Presidents from both parties, including Bill Clinton and George W. Bush, frequently used the appointments clause to bypass Congressional intransigence with respect to controversial nominees to the judiciary and other federal offices. President Obama took the practice a step further, appointing federal officials when the Senate may not have been in recess.

The Canning case arose from President Barack Obama’s 2012 recess appointments to the NLRB of three members who stood little chance of obtaining Senate confirmation because of their perceived pro-union bias. Once appointed, Terrance F. Flynn, Richard Griffin and Sharon Black constituted a voting majority on the board.

Republicans cried foul, arguing that the Senate was technically in session when the president made the appointments. The Senate’s actual status fell into a gray area. The Senate at the time had entered into a series of so-called “pro forma” sessions, meaning that the lights were off, the senators had gone home, but one member showed up every three days to open and immediately close a perfunctory Senate proceeding. It was a tactic specifically designed to prevent the President from making recess appointments.

Democrats used the same strategy numerous times during George W. Bush’s second term, successfully preventing presidential appointments during Congressional breaks. Unlike his predecessor, President Obama decided to challenge the “pro-forma” device head on.

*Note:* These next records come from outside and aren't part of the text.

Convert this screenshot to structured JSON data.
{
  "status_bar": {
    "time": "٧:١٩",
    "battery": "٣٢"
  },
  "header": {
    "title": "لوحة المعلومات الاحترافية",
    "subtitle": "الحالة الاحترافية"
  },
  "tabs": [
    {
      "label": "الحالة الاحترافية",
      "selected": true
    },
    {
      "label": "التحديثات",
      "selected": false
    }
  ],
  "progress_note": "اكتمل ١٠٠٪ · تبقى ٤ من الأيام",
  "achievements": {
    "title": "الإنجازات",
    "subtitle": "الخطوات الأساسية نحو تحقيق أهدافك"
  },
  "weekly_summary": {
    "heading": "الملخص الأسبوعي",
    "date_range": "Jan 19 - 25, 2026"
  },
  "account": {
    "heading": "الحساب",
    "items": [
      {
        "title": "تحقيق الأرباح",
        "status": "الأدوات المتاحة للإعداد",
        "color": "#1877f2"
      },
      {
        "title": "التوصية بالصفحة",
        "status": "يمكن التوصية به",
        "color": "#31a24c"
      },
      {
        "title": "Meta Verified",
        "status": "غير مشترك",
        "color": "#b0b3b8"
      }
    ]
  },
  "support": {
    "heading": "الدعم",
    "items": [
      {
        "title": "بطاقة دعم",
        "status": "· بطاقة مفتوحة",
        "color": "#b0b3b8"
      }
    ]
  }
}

In January 2013, the D.C. Circuit ruled in Canning v. NLRB that the president’s NLRB appointments violated the Constitution. Recess appointments, the court ruled, must occur between enumerated sessions of Congress, not during inter-session breaks. Other circuits followed suit with similar rulings.

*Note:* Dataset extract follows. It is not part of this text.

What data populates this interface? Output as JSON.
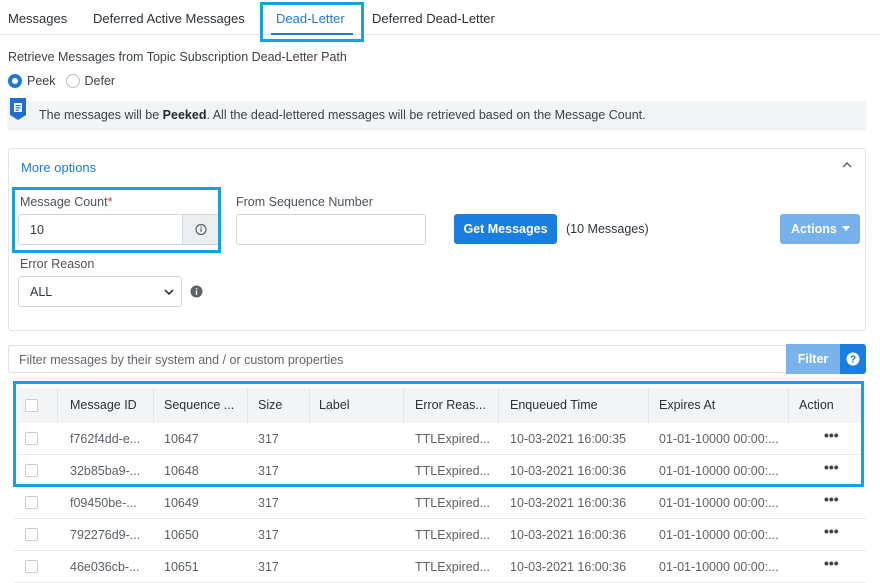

These decisions called into question the validity of numerous NLRB rulings made when the board may have been improperly constituted. President Obama put an end to the uncertainty prospectively by nominating five candidates considered to be politically moderate, including two Republicans, all of whom were confirmed by the Senate in August 2013.

Nevertheless, Canning and its progeny placed employers in a difficult position. According to the Wall Street Journal, the NLRB issued up to 1,200 rulings between January 2012 and August 2013 with the questionably constituted board. Employers have been uncertain about the validity of the decisions, and also justifiably concerned about the threat of litigation if they make a wrong move.

Important NLRB cases decided by the recess appointees include Karl Knauz Motors, Inc., where the board held unlawful an employer handbook rule relating to social media postings that prohibited “disrespectful language” or “any other language which injures the image or reputation of the Dealership.” In Banner Health System, the NLRB held that an employer may not ask an employee who was subject to an investigation to refrain from discussing the matter during the investigation. The issue of off-duty employee access rights came up several times, culminating in Mariott Int’l, Inc., where the board severely restricted employers’ ability to control off-duty employees’ access to the workplace.

Our consistent advice to employers since Canning has been to stay conservative and follow the existing NLRB rulings until the courts provide more definitive direction. Hopefully, the nation’s highest court will provide some sorely needed clarity.

On Jan. 13, 2014, the Court heard oral argument in the Canning case. Justices from across the political spectrum appeared skeptical of the President’s broad exercise of his recess appointments power. While grilling Solicitor General Donald Verrilli, Clinton-appointee Justice Stephen Breyer asked, “Where is it in the history of the [appointments] clause, in its origination, that it has as a purpose to allow the president to try to overcome political disagreement?”

Justice Elena Kagan, an Obama appointee, observed caustically that Presidents seemed to use the clause strategically to deal “with congressional intransigence, with a Congress that simply does not want to approve appointments that the President thinks ought to be approved.”

A decision on the Canning case is expected this spring. If the Court strikes down the mostly pro-union rulings made by Obama’s recess appointees, those cases will likely come back for hearing before the newly constituted board. Note to employers: It bears remembering that the NLRB currently has three democrats and two republican voting members, so any reprieve from recess appointees’ rulings may be short lived.